An early start on Monday, 14th November, meant I was on the island by 10.30 a.m. and at my hotel shortly afterwards. A galao (milky coffee) and a pastel de nata (a delicious custard tart – I had four more during the week) later, and time spent in the hotel’s lounge with my guidebooks, filled the time in nicely before my room was ready by 1.00 p.m., and I soon set off with the rest of the day to myself. The BBC weather forecast had said that the Monday and Tuesday would be showery, and the rest of the week fine. It was wrong only about the Tuesday – that turned out to be fine too.
Monday, yes, I was dodging showers, but it was warm, and I enjoyed exploring downtown Funchal, the capital of the island, which is an autonomous region of Portugal. I started with lunch, a sardine salad, taken in the café of the small municipal gardens. With my umbrella up in my left hand. I then made my way, recommended by my Lonely Planet guidebook, to the Madeira Experience, a showing in English of a 30-minute film about the history of the island, and an excellent start it made to my week.
Funchal is on the south coast of this volcanic island, 57 kilometres (35 miles) long and 22 (14) wide, and from the Experience is was only a few metres to the sea front. My first picture was taken (between the showers) looking to the east.
Looking sea-wards, I was reminded that it is an incredibly popular cruise destination. While the population of the island is some 280,000, we were informed that over a million visitors come to stay on the island each year, and a further half million visit it from the cruise liners. It has to be said that given the sort of holiday I was on, it was impossible to escape the fact that for 200 years, tourism has been the island’s main industry.
I walked on westwards, past a statue of someone called Christian Rinaldo – some sporting character who is apparently Madeira’s main claim to fame – and I’m sorry but my photo of the statue came out blurred. No, I’m not sorry. Moreover it was next to a museum dedicated to his story, run by his sister. Oh, and they’re about to rename the airport after him…
Anyway, I turned inland, which inevitably meant climbing – the island of Madeira is just the top of the 6 km high volcanic complex – and I made my way past the governor’s residence into the Parque de Santa Catalina.
Back along a shopping street, and a very welcome sit-down for a coffee, before going into the modest 16th-century Cathedral, called just Sé,
the principal interests of which are its carved cedar ceiling, inlaid with shell, rope and white clay, and the main altar.
That was enough exploring for one day, which had started at 3.30 a.m. (no time change, indeed Madeira is well to the west of the UK, due south of Iceland in fact).
The following day, Tuesday, I met up with the other members of the group, a coachload of some 24, picked up from our four various hotels, the others all being well away from the old centre. The morning was to be spent exploring Funchal itself, with an emphasis on traditional Madeiran trade activities. We started at the Mercado dos Lavradores, and very colourful this market was.

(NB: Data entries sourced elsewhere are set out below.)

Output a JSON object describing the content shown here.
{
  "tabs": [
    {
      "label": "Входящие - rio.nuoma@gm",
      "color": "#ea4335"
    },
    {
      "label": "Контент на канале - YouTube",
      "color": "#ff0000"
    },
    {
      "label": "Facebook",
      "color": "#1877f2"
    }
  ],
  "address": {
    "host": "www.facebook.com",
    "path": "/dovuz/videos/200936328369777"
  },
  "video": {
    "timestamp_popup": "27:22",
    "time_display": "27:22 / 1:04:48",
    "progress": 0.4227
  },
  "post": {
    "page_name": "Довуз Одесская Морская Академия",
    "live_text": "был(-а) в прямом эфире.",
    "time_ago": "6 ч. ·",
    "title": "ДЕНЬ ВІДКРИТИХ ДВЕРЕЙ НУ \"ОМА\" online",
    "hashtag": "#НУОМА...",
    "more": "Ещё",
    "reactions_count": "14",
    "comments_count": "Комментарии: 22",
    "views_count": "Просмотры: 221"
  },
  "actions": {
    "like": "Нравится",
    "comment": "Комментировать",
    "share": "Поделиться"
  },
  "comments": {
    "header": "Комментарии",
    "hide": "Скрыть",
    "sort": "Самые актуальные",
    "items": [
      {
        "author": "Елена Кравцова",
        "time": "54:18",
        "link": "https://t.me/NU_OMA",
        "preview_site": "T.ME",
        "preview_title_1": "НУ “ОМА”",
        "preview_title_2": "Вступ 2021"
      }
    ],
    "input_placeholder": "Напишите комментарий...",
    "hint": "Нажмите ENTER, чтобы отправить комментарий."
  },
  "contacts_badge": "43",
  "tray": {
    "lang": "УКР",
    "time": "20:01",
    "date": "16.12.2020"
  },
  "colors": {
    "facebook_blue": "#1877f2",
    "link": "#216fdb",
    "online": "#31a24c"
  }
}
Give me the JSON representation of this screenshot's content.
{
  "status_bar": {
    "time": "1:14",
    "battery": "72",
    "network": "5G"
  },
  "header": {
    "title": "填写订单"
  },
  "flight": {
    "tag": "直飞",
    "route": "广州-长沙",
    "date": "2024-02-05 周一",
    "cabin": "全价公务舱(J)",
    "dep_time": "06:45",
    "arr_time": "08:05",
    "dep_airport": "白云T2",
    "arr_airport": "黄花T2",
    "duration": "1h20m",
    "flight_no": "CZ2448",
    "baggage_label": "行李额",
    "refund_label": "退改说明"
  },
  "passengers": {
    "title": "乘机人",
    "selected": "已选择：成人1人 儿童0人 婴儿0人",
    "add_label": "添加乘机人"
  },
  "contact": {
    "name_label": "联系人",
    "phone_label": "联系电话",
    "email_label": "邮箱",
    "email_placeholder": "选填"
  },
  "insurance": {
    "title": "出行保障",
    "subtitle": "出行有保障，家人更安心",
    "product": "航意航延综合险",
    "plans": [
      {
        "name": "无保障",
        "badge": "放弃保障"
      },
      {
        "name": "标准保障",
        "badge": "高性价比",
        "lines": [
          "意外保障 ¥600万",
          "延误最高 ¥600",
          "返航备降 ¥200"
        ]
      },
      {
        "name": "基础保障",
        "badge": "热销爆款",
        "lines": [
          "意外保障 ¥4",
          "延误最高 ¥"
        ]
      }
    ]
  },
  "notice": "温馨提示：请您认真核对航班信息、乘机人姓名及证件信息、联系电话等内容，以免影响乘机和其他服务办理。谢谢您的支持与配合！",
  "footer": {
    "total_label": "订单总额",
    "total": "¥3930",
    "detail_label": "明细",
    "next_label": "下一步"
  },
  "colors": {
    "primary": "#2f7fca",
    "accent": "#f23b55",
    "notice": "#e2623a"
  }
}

This was at the entrance, and indeed all over Madeira was to be found lovely ceramic tiling.
Upstairs, the traders pestered in a way that those downstairs hadn’t. Perhaps it was because they were selling items that tourists could more easily transport – dried fruits and herbs, beautifully presented, just as the fresh food was. Indeed, but for the pestering I might have bought some of the former, but I was only to pleased to scuttle downstairs again.